Derek Zanetti, musician, Homeless Gospel Choir

"Europe Is Lost" by Kate Tempest

A wonderfully crafted contemporary hip-hop song, with grit and bite, wit and an ocean's worth of feelings. Brilliant songwriting, and socially conscious.



Laura Hammel, tattoo artist at Gypsy Tattoo

"Come Down" by Anderson .Paak

To me, it's about exuding cool confidence and staying on top of your game and not getting dragged down by other people's bullshit. Using adversity as a motivator to show 'em that I'm not going anywhere, that I'm still out here and doing my thing bigger and better than ever, feels super crucial, and for me, this song speaks to that.


Meg Fair, music writer at City Paper

"I" by Perfect Pussy

I've got a whole arsenal of pissed-off songs for the year, but the raw energy of "I" by Perfect Pussy reminds me to persist and self-actualize the goodness I want to see and spread in the world to counteract the fuckery and evil that pervades it. Repeat after me: "I am full of light, I am filled with joy, I am full of peace."



Shawn Cooke, staff writer at trackrecord.net

"To be a Ghost …" by Jeff Rosenstock

You know that friend who warns you about a terrible thing that you don't think will actually happen? That friend was Jeff Rosenstock, and WORRY. was his masterpiece. No song captures the waking nightmare of being alive online quite like "To Be a Ghost," and to think this came out BEFORE the election.

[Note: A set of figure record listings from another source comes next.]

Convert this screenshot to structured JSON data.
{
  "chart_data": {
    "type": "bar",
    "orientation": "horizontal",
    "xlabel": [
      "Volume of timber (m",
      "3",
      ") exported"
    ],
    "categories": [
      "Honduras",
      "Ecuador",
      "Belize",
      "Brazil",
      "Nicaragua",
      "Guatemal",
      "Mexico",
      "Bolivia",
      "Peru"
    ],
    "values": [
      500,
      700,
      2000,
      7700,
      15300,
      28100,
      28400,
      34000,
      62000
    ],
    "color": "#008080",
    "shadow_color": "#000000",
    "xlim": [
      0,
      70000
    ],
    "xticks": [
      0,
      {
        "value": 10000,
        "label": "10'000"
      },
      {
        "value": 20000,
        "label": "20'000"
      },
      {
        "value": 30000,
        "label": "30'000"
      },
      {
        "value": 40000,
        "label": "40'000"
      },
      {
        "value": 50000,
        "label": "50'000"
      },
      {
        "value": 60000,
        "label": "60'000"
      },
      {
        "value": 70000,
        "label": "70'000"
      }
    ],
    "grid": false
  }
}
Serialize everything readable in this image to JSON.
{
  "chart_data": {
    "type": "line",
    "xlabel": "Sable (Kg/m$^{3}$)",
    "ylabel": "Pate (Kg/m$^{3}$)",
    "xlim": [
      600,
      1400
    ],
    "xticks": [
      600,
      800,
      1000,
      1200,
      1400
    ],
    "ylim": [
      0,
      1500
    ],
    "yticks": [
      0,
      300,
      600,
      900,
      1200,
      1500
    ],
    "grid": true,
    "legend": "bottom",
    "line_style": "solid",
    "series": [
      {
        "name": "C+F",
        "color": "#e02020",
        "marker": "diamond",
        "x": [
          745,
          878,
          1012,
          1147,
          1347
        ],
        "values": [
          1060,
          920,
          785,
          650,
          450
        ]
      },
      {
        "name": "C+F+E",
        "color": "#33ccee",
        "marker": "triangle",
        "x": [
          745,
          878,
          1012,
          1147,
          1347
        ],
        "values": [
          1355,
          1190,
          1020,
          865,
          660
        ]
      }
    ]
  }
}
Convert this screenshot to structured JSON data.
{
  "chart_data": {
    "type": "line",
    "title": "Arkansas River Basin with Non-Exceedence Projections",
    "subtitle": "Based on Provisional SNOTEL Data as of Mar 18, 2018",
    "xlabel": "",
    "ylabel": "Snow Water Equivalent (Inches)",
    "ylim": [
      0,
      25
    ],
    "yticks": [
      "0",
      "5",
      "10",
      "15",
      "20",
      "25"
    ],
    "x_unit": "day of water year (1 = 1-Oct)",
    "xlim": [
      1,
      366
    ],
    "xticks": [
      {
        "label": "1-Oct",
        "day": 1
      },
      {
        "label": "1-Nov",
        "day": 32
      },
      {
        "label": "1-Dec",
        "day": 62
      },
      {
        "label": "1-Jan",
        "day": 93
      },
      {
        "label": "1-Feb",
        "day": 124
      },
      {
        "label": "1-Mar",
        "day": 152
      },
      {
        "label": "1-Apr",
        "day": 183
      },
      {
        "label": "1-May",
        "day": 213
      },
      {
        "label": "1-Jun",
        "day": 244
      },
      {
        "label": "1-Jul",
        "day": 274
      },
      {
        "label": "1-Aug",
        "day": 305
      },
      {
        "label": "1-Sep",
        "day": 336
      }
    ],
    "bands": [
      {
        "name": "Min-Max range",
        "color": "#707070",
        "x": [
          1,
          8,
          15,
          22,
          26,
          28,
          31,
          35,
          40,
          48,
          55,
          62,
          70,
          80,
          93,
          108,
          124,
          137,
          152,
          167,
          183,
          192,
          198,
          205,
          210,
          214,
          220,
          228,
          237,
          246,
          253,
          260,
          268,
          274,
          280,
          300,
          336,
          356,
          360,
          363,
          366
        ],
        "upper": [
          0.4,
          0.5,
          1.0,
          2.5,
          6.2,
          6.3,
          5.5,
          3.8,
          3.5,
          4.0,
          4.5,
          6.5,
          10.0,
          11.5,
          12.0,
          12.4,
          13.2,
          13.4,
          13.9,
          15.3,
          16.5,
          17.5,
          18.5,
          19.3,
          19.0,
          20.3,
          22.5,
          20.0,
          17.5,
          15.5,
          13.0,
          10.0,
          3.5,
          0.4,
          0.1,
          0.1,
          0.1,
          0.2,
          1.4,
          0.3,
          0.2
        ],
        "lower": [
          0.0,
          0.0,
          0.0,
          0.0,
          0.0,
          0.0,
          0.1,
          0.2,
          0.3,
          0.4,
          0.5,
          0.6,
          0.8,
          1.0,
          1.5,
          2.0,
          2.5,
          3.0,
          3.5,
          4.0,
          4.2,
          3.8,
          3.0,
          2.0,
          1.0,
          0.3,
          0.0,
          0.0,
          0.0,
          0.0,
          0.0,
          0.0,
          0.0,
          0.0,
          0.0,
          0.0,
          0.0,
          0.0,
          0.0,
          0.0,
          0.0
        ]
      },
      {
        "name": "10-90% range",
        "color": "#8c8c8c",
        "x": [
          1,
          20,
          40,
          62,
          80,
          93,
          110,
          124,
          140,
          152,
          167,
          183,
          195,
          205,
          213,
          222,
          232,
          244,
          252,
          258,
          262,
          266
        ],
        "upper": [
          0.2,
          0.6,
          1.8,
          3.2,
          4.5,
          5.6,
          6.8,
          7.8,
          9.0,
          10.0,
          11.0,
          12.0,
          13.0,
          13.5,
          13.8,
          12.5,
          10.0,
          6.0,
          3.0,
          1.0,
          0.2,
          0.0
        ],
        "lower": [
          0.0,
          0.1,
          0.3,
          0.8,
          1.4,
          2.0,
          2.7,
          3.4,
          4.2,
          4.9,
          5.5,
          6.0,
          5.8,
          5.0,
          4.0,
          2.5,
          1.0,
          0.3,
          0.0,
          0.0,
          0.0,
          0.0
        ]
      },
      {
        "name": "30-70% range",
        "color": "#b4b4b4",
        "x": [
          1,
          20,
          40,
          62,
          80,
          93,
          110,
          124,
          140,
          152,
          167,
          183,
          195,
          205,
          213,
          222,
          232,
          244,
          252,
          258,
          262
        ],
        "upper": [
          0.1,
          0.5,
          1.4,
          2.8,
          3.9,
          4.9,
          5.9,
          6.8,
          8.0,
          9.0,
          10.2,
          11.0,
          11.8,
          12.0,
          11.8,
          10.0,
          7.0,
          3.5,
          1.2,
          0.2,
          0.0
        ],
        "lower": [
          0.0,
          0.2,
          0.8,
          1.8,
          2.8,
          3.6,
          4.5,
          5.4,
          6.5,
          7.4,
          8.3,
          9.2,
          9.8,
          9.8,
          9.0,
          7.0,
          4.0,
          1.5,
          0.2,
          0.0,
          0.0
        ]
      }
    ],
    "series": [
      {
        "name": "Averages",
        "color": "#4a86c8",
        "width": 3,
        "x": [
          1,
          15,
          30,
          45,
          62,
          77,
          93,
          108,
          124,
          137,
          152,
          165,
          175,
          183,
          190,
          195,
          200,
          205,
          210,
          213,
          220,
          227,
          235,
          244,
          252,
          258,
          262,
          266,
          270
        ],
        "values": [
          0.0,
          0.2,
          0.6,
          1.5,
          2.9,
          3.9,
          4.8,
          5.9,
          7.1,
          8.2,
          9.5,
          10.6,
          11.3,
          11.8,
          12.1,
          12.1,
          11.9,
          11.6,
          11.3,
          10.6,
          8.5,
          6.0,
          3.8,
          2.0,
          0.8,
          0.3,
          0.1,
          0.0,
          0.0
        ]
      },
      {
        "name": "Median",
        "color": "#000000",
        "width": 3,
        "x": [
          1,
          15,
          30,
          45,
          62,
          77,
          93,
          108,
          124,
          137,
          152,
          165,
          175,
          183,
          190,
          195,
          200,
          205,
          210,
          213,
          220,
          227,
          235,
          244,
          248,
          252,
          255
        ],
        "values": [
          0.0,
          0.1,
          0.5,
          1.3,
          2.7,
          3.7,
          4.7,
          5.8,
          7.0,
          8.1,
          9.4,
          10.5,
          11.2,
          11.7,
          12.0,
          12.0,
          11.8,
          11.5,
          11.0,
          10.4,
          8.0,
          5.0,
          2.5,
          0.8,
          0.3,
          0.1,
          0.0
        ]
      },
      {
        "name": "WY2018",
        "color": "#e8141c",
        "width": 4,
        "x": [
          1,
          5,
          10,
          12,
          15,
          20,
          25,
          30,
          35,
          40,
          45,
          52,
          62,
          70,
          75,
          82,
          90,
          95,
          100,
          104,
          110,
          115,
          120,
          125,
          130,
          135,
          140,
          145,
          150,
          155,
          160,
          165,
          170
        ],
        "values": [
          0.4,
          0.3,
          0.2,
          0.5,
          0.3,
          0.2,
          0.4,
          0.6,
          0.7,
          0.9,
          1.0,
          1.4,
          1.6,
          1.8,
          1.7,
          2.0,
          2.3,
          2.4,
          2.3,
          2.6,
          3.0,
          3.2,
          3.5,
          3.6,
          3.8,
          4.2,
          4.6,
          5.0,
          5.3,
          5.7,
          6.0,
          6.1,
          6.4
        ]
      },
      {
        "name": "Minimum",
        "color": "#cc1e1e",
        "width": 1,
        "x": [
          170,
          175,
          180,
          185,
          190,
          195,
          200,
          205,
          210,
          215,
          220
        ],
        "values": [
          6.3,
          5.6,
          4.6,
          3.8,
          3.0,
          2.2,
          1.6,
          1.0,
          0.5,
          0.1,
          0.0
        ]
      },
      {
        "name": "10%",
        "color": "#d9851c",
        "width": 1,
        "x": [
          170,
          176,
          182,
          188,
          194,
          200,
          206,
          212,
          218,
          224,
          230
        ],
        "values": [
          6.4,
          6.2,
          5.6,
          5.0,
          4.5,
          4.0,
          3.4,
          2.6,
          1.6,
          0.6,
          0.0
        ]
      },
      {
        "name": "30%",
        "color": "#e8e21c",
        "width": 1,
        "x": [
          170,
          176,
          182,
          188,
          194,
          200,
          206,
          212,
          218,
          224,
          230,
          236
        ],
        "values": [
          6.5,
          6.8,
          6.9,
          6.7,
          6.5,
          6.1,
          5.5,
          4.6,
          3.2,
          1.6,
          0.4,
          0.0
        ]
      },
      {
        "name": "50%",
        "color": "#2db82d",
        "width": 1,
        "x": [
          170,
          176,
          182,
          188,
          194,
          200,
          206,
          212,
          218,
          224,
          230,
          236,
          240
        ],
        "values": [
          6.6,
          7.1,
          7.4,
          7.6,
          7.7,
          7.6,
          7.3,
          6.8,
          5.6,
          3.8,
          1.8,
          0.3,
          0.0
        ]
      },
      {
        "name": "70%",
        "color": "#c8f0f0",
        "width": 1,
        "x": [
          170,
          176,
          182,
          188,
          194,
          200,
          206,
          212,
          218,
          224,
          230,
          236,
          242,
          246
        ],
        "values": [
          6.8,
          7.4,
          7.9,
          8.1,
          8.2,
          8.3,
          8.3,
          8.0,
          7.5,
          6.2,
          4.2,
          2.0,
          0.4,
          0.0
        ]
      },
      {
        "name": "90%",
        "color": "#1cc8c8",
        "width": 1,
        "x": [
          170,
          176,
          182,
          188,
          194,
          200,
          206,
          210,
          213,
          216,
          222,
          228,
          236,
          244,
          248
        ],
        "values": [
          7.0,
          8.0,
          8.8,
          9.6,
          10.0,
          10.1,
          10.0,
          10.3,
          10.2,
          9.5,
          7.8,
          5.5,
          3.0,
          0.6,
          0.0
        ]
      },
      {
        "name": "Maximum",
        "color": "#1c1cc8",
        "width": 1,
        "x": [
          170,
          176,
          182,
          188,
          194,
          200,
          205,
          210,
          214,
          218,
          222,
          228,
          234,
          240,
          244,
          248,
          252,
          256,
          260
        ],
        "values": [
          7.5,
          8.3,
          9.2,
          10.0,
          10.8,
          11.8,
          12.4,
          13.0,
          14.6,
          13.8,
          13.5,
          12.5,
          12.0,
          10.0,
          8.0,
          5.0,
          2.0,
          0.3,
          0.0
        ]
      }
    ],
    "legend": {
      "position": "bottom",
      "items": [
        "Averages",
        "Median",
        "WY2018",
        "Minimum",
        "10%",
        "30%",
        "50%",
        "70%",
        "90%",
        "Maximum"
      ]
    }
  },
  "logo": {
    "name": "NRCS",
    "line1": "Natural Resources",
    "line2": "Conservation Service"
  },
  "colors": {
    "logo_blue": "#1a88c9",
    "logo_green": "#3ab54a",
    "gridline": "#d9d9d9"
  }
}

Nothing's sounded better since.


Alex Gordon, digital editor at City Paper

"Weakling" by Swans

Looking at the lyrics here (“This isn’t real” repeated close to 15 times, etc.), it’s tempting to connect this to a sort of fingers-in-ears denial about Trump’s win and the year that followed. But for me, the appeal is in just how deep and heavy this shit feels. The horror-movie lyrics provide some nice escapism, but the overall effect just makes me feel energized and super pissed off. In a good way.




Ashwini Sivaganesh, editor-in-chief at The Pitt News

“Keep On” by Kehlani
The daze I was in after Election Day, having stayed up until 4:30 a.m. to cover it, extended until Inauguration Day and the Women’s Marches. While people were waiting to see what Donald Trump would do during his first week in the Oval Office, I was indulging in Kehlani’s Jan. 27 album release — a much needed “Distraction.”